Caesars Entertainment Corporation in major debt
Caesars Entertainment Corporation is the parent company of the casino operations company Caesars Entertainment Operating Company which is heavily in debt. Caesars Entertainment’s total debt is 25.5 billion dollars and Caesars Entertainment Operating Company owes just over 18 billion dollars of this. Caesars Entertainment was founded in 1937 in Reno Nevada and was formerly known as Harrah’s entertainment. The name was changed to Caesars Entertainment Corporation in 2010. The company has grown to become one of the leading casino entertainment companies in the world with 50 casinos operating in the United States and in five other countries. Its casinos include the famous Caesars Palace and Bally’s Las Vegas. The company operates several well-known casino brands such as Bally’s, Harrah’s, Horseshoe and of course Caesars.
Two new companies
Under the recently agreed Restructuring Support Agreement, Caesars Entertainment Operating Company would enter Chapter 11 bankruptcy and then next month it would have to be reorganized into two new companies. These new companies would most likely consist of one to run the casinos and casino resorts and the second company would own the actual casino structures. However the relevant gaming boards would have to approve the setting up of the new companies so it may be April of next year before Caesars Entertainment Operating Company is restructured.

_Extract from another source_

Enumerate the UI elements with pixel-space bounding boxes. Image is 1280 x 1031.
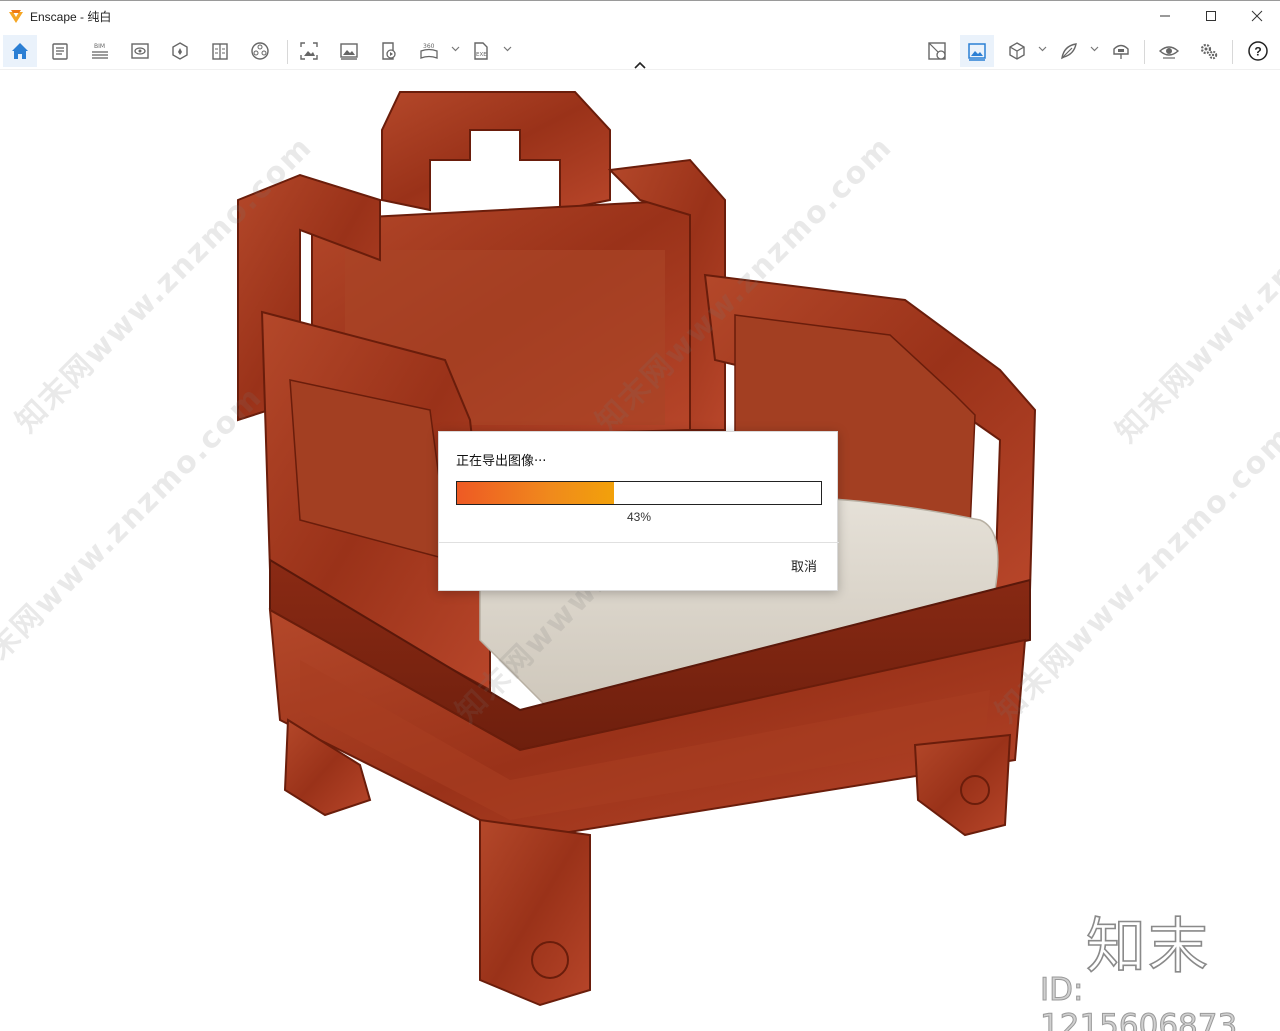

On-going court cases against Caesars
While Caesars may have the necessary support from its first lien bond holders to restructure it is facing court action from other creditors. These second lien creditors will not be ensured an almost complete return of their investment which is on offer to Caesars’ first lien bondholders. There are on-going cases against Caesars by several creditors who have made claims that the company is in default. They have two grievances; they claim that Caesars moved some of its assets putting them beyond their reach and also that as junior creditors they don’t have the same deal as first lien creditors. The only good news for Caesars Entertainment at the moment is the fact that its subsidiary will enter bankruptcy protection so that it can restructure.